- Born: 1968 New York City, New York, U.S.
- Died: March 2022 (aged 53–54) New York City, New York, U.S.
- Education: New York University
- Occupations: Real estate developer; philanthropist;
- Known for: Founder of Avo Construction
- Spouse: Missy Basile
- Children: 2

= Rocco Basile =

American philanthropist (died 2022)

Rocco Basile (1968–2022) was an American real estate developer and philanthropist. He was the founder of Avo Construction, a construction development firm based in Tribeca, New York City, and served for several years as chair of the board of the Brooklyn-based nonprofit, Children of the City.

==Early life and education==
Basile was born in New York City. He graduated with honors from Xaverian High School in Bay Ridge, Brooklyn, in 1986, and earned a bachelor's degree in accounting and finance from New York University in 1990.

==Career==
A second-generation New York real estate developer, Basile began his career at Basile Builders Group, a family-owned real estate development firm.
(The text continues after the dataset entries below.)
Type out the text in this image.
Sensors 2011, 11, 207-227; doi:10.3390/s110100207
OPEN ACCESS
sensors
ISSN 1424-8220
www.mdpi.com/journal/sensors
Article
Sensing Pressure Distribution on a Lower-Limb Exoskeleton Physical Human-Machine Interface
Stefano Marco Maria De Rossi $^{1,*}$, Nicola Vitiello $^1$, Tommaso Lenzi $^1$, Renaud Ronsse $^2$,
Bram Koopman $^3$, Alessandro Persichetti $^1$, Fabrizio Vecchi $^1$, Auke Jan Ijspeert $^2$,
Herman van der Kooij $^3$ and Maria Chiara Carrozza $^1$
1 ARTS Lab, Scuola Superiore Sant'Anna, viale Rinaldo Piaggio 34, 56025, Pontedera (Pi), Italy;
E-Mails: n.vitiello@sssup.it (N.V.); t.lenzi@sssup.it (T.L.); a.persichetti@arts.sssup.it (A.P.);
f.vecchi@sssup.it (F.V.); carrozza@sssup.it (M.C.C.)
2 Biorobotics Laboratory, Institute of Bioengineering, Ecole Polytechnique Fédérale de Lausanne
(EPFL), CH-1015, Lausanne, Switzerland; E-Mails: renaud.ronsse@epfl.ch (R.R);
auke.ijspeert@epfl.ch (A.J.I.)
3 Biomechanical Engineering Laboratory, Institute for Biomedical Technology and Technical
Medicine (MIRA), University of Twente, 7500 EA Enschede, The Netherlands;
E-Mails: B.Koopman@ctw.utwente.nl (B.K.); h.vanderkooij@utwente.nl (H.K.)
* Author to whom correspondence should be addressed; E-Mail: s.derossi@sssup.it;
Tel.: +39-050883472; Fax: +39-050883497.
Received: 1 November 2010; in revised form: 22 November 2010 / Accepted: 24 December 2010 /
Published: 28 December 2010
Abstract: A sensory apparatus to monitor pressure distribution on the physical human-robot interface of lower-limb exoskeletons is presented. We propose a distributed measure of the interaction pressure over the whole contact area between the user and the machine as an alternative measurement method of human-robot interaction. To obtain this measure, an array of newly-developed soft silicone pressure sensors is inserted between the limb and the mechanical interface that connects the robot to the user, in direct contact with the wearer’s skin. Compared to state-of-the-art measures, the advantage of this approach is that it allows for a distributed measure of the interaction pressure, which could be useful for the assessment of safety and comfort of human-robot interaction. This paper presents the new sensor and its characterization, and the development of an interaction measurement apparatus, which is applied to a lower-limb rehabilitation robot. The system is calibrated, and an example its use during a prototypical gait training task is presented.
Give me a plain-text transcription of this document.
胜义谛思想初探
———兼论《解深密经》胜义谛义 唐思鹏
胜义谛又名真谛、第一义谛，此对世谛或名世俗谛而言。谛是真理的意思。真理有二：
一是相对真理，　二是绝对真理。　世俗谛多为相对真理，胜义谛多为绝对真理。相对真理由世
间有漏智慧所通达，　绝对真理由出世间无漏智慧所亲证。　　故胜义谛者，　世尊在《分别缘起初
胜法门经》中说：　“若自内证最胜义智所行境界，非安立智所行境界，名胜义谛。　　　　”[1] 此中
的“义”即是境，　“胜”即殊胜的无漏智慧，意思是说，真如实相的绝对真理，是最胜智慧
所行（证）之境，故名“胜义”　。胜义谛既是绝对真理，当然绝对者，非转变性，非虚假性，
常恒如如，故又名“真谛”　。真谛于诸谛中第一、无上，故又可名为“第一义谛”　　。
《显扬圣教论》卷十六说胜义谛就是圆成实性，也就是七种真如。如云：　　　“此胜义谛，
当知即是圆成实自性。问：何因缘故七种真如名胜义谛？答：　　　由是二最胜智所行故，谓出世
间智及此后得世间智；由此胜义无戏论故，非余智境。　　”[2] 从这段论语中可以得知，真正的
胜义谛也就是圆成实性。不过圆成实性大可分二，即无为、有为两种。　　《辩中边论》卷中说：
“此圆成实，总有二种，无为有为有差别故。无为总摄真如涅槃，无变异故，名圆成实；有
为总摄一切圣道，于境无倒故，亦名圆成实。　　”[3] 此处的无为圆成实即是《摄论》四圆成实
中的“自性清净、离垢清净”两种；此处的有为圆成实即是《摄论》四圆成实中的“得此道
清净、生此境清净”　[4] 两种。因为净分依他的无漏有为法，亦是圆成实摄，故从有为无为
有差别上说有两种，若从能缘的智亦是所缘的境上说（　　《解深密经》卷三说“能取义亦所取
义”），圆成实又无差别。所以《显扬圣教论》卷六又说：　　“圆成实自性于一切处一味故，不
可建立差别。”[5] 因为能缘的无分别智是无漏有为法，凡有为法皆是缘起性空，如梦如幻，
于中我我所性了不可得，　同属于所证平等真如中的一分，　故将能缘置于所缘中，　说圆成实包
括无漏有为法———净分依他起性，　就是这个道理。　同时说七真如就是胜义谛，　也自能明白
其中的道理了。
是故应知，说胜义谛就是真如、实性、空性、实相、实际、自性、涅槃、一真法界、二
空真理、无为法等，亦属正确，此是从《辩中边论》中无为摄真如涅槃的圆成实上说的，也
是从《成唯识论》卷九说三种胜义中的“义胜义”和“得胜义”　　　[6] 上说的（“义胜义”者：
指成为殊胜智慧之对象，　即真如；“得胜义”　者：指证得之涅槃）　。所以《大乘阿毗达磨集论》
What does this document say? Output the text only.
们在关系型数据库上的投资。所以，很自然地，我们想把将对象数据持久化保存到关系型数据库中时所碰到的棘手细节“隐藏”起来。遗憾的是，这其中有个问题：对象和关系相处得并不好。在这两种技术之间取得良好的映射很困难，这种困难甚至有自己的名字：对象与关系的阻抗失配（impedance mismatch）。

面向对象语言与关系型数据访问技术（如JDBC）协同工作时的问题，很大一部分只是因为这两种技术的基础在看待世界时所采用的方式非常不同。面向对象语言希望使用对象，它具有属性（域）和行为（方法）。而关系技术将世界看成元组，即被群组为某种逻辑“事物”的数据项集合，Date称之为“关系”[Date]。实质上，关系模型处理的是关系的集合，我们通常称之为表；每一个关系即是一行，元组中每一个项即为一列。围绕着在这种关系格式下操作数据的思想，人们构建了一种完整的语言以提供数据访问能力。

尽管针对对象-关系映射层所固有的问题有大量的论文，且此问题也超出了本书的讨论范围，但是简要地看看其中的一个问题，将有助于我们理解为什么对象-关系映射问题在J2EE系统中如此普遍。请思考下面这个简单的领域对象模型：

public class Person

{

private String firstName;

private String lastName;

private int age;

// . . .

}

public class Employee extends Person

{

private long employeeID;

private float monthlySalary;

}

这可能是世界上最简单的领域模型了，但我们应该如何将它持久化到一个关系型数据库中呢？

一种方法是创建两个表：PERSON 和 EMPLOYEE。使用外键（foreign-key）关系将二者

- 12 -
By 2011, the firm had built more than thirty buildings in the New York City area. He later founded Avo Construction as a successor to Basile Builders Group.

==Philanthropy==
Basile served on the board of directors of Children of the City, a nonprofit based in Sunset Park, Brooklyn. He was a member of the board for seven years and chaired it for the final four of those. In 2008, the organization recognized him as a "Children's Champion" alongside former New York Giants player David Tyree.

In addition to his work with Children of the City, Basile raised funds for children with special needs through the Joe DiMaggio Committee at Xaverian High School, supported ComALERT, a Kings County District Attorney's office program to help parolees re-enter the workforce and society, and worked with Safe Horizon, a victim assistance organization for survivors of domestic violence.

Basile was also one of the founding board members of The Arthur Project, a Bronx-based therapeutic mentoring nonprofit serving middle-school students.

==Personal life==
Basile was married to Missy Basile and had two daughters, Ava and Olivia, for whom Avo Construction was named.

==Award and recognition==
On April 28, 2011, Basile received the Man of the Year Award from Reaching-Out Community Services at the organization's annual dinner and gala at Rex Manor in Brooklyn. The same year, the New York State Senate adopted Legislative Resolution J1250, sponsored by State Senator Martin J. Golden, honoring Basile for his community service in Southwest Brooklyn and his work with Children of the City.